Изменить стиль страницы

Лицо кротко и спокойно. Глаза тихо мерцают.

Он движется.

Это — минута огромного, страшного волнения. Чувство и страха и благоговения охватывает вас.

Страшно в театре.

Но исполнитель заговорил.

Заговорил певуче с декламацией, как на французской сцене произносятся красивые и благородные монологи.

И всё исчезло.

Пение хора, восклицающего «Осанна!», — покрыто аплодисментами наёмной клаки, что хотите! «Почтенные люди», затратившие деньги на постановку, — только антрепренёры и должны позаботиться, чтоб завтра в газетах было напечатано:

— Успех огромный. Аплодировали много.

А в антрактах обычная болтовня в ложах.

Я сидел около ложи бенуара.

— Где вы проводите весну? — спрашивала одна дама у другой.
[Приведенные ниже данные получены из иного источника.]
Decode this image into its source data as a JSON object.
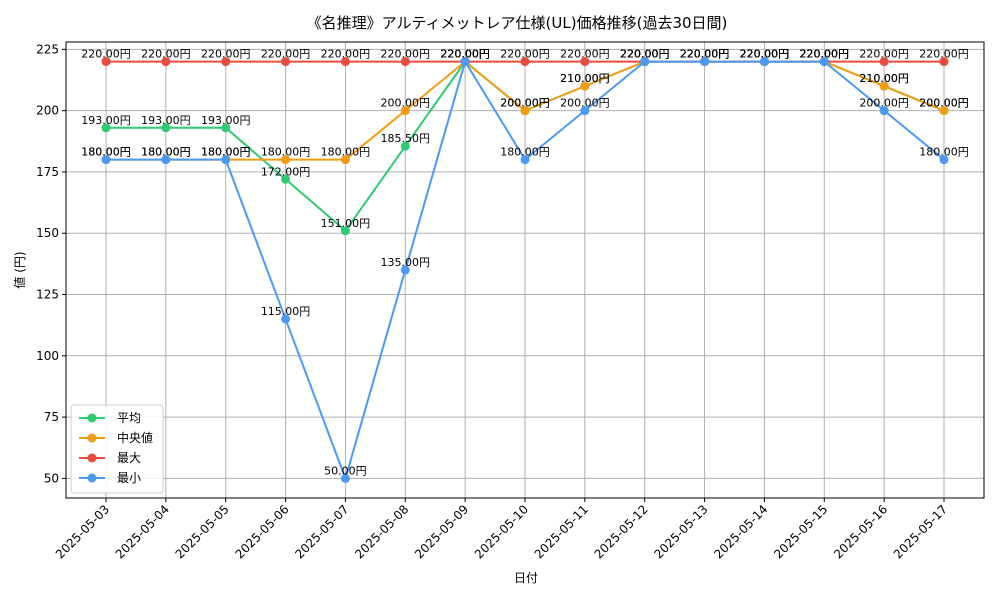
{
  "chart_data": {
    "type": "line",
    "title": "《名推理》アルティメットレア仕様(UL)価格推移(過去30日間)",
    "xlabel": "日付",
    "ylabel": "値 (円)",
    "ylim": [
      42,
      228
    ],
    "yticks": [
      50,
      75,
      100,
      125,
      150,
      175,
      200,
      225
    ],
    "grid": true,
    "legend_position": "lower-left",
    "value_suffix": "円",
    "x": [
      "2025-05-03",
      "2025-05-04",
      "2025-05-05",
      "2025-05-06",
      "2025-05-07",
      "2025-05-08",
      "2025-05-09",
      "2025-05-10",
      "2025-05-11",
      "2025-05-12",
      "2025-05-13",
      "2025-05-14",
      "2025-05-15",
      "2025-05-16",
      "2025-05-17"
    ],
    "series": [
      {
        "name": "平均",
        "color": "#2ecc71",
        "values": [
          193,
          193,
          193,
          172,
          151,
          185.5,
          220,
          200,
          210,
          220,
          220,
          220,
          220,
          210,
          200
        ]
      },
      {
        "name": "中央値",
        "color": "#f39c12",
        "values": [
          180,
          180,
          180,
          180,
          180,
          200,
          220,
          200,
          210,
          220,
          220,
          220,
          220,
          210,
          200
        ]
      },
      {
        "name": "最大",
        "color": "#e74c3c",
        "values": [
          220,
          220,
          220,
          220,
          220,
          220,
          220,
          220,
          220,
          220,
          220,
          220,
          220,
          220,
          220
        ]
      },
      {
        "name": "最小",
        "color": "#4a9af5",
        "values": [
          180,
          180,
          180,
          115,
          50,
          135,
          220,
          180,
          200,
          220,
          220,
          220,
          220,
          200,
          180
        ]
      }
    ]
  }
}
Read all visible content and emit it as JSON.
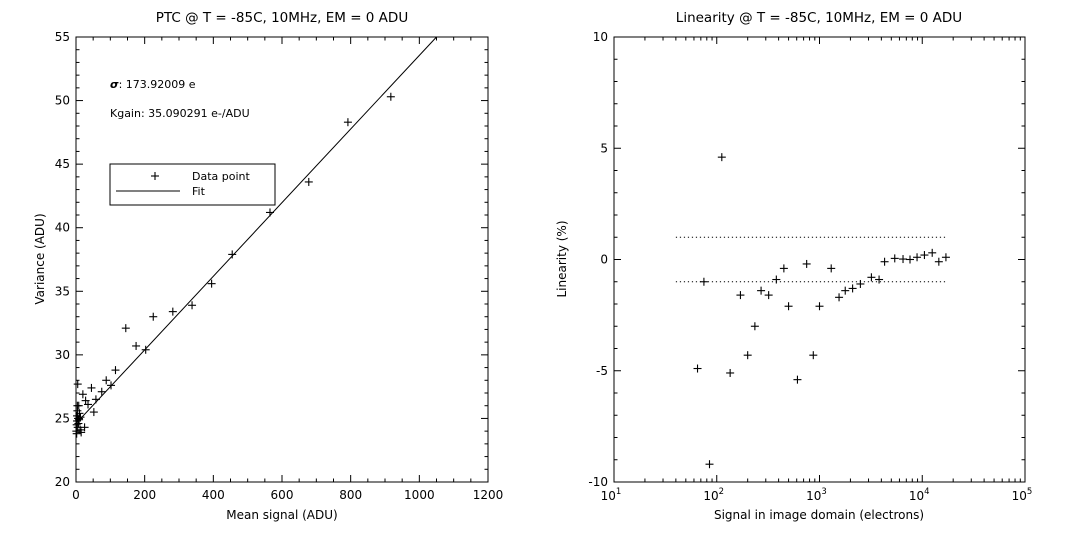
{
  "chart_data": [
    {
      "type": "scatter",
      "title": "PTC @ T = -85C, 10MHz, EM = 0 ADU",
      "xlabel": "Mean signal (ADU)",
      "ylabel": "Variance (ADU)",
      "xlim": [
        0,
        1200
      ],
      "ylim": [
        20,
        55
      ],
      "xticks": [
        0,
        200,
        400,
        600,
        800,
        1000,
        1200
      ],
      "yticks": [
        20,
        25,
        30,
        35,
        40,
        45,
        50,
        55
      ],
      "annotations": {
        "sigma_symbol": "σ",
        "sigma_text": ": 173.92009 e",
        "kgain_text": "Kgain: 35.090291 e-/ADU"
      },
      "legend": {
        "position": "upper-left",
        "entries": [
          {
            "marker": "+",
            "label": "Data point"
          },
          {
            "marker": "line",
            "label": "Fit"
          }
        ]
      },
      "series": [
        {
          "name": "Data point",
          "marker": "+",
          "points": [
            [
              1,
              24.0
            ],
            [
              2,
              23.8
            ],
            [
              2,
              24.5
            ],
            [
              3,
              25.2
            ],
            [
              3,
              24.8
            ],
            [
              4,
              26.0
            ],
            [
              4,
              25.6
            ],
            [
              5,
              24.3
            ],
            [
              5,
              27.7
            ],
            [
              6,
              25.0
            ],
            [
              7,
              24.6
            ],
            [
              8,
              26.0
            ],
            [
              9,
              24.9
            ],
            [
              10,
              25.4
            ],
            [
              12,
              24.1
            ],
            [
              13,
              25.1
            ],
            [
              15,
              23.9
            ],
            [
              20,
              26.9
            ],
            [
              25,
              24.3
            ],
            [
              28,
              26.4
            ],
            [
              35,
              26.1
            ],
            [
              45,
              27.4
            ],
            [
              52,
              25.5
            ],
            [
              58,
              26.5
            ],
            [
              75,
              27.1
            ],
            [
              88,
              28.0
            ],
            [
              102,
              27.6
            ],
            [
              115,
              28.8
            ],
            [
              145,
              32.1
            ],
            [
              175,
              30.7
            ],
            [
              203,
              30.4
            ],
            [
              225,
              33.0
            ],
            [
              282,
              33.4
            ],
            [
              338,
              33.9
            ],
            [
              395,
              35.6
            ],
            [
              455,
              37.9
            ],
            [
              565,
              41.2
            ],
            [
              678,
              43.6
            ],
            [
              792,
              48.3
            ],
            [
              917,
              50.3
            ]
          ]
        },
        {
          "name": "Fit",
          "line": [
            [
              0,
              24.6
            ],
            [
              1050,
              55.0
            ]
          ]
        }
      ]
    },
    {
      "type": "scatter",
      "title": "Linearity @ T = -85C, 10MHz, EM = 0 ADU",
      "xlabel": "Signal in image domain (electrons)",
      "ylabel": "Linearity (%)",
      "xscale": "log",
      "xlim": [
        10,
        100000
      ],
      "ylim": [
        -10,
        10
      ],
      "xticks": [
        {
          "value": 10,
          "base": "10",
          "exp": "1"
        },
        {
          "value": 100,
          "base": "10",
          "exp": "2"
        },
        {
          "value": 1000,
          "base": "10",
          "exp": "3"
        },
        {
          "value": 10000,
          "base": "10",
          "exp": "4"
        },
        {
          "value": 100000,
          "base": "10",
          "exp": "5"
        }
      ],
      "yticks": [
        -10,
        -5,
        0,
        5,
        10
      ],
      "reference_lines": [
        {
          "y": 1,
          "x_from": 40,
          "x_to": 17000,
          "style": "dotted"
        },
        {
          "y": -1,
          "x_from": 40,
          "x_to": 17000,
          "style": "dotted"
        }
      ],
      "series": [
        {
          "name": "Data point",
          "marker": "+",
          "points": [
            [
              65,
              -4.9
            ],
            [
              75,
              -1.0
            ],
            [
              85,
              -9.2
            ],
            [
              112,
              4.6
            ],
            [
              135,
              -5.1
            ],
            [
              170,
              -1.6
            ],
            [
              200,
              -4.3
            ],
            [
              235,
              -3.0
            ],
            [
              270,
              -1.4
            ],
            [
              320,
              -1.6
            ],
            [
              380,
              -0.9
            ],
            [
              450,
              -0.4
            ],
            [
              500,
              -2.1
            ],
            [
              610,
              -5.4
            ],
            [
              750,
              -0.2
            ],
            [
              870,
              -4.3
            ],
            [
              1000,
              -2.1
            ],
            [
              1300,
              -0.4
            ],
            [
              1550,
              -1.7
            ],
            [
              1780,
              -1.4
            ],
            [
              2100,
              -1.3
            ],
            [
              2500,
              -1.1
            ],
            [
              3200,
              -0.8
            ],
            [
              3800,
              -0.9
            ],
            [
              4300,
              -0.1
            ],
            [
              5400,
              0.05
            ],
            [
              6500,
              0.02
            ],
            [
              7600,
              0.0
            ],
            [
              8900,
              0.1
            ],
            [
              10500,
              0.2
            ],
            [
              12500,
              0.3
            ],
            [
              14500,
              -0.1
            ],
            [
              17000,
              0.1
            ]
          ]
        }
      ]
    }
  ]
}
— Мы едем на Пасху в Рим. Это очень интересно. А вы?

— Мы в Севилью. Это тоже очень интересно. Процессии и бой быков.

Конечно, аристократическая публика Сен-Жерменского предместья просмотрела пьесу прилично.

Но и только.

Картина ада, — эта картина, вероятно, потрясавшая в средних веках, — конечно, теперь не напугала никого.

Разумеется, ни один из этих элегантных кавалеров и ни одна из этих прекрасных дам не спали тревожно эту ночь.

Конечно, Сен-Жерменского предместья не давил в эту ночь кошмаром сатана в чёрном блестящем трико, среди огненных змий и огнедышащих драконов кричащий во всё горло так, как на французской сцене кричат все злодеи свои злодейские монологи.

Конечно, он не носился кошмаром в эту ночь над Сен-Жерменским предместьем, как носился когда-то над средневековыми городами.

— Костюмы дьяволов недурны! — сказала дама даме.

— Да. И декорации эффектны.

Вот и всё впечатление от ада.

Спектакль имел успех. Он очень, действительно, красив. Каждую минуту казалось, что перед вами ожившие и движущиеся картины великолепных мастеров.

Антрепренёр в выигрыше, но аббат Жуэн потерпел поражение.

Мистерия не воскресима.

Это было хорошо в те времена, когда весь город готовился постом к мистерии. А исполнители почти с ужасом приступали к своим ролям.

Теперь на мистерии приезжают после позднего очень хорошего обеда — и все отлично знают, что перед ними актёры занимаются своим ремеслом.

— Мистерии не воскресить, как не воскресить средних веков! — должен был сказать себе с отчаянием в этот вечер аббат Жуэн, фанатичный проповедник церкви св. Августина.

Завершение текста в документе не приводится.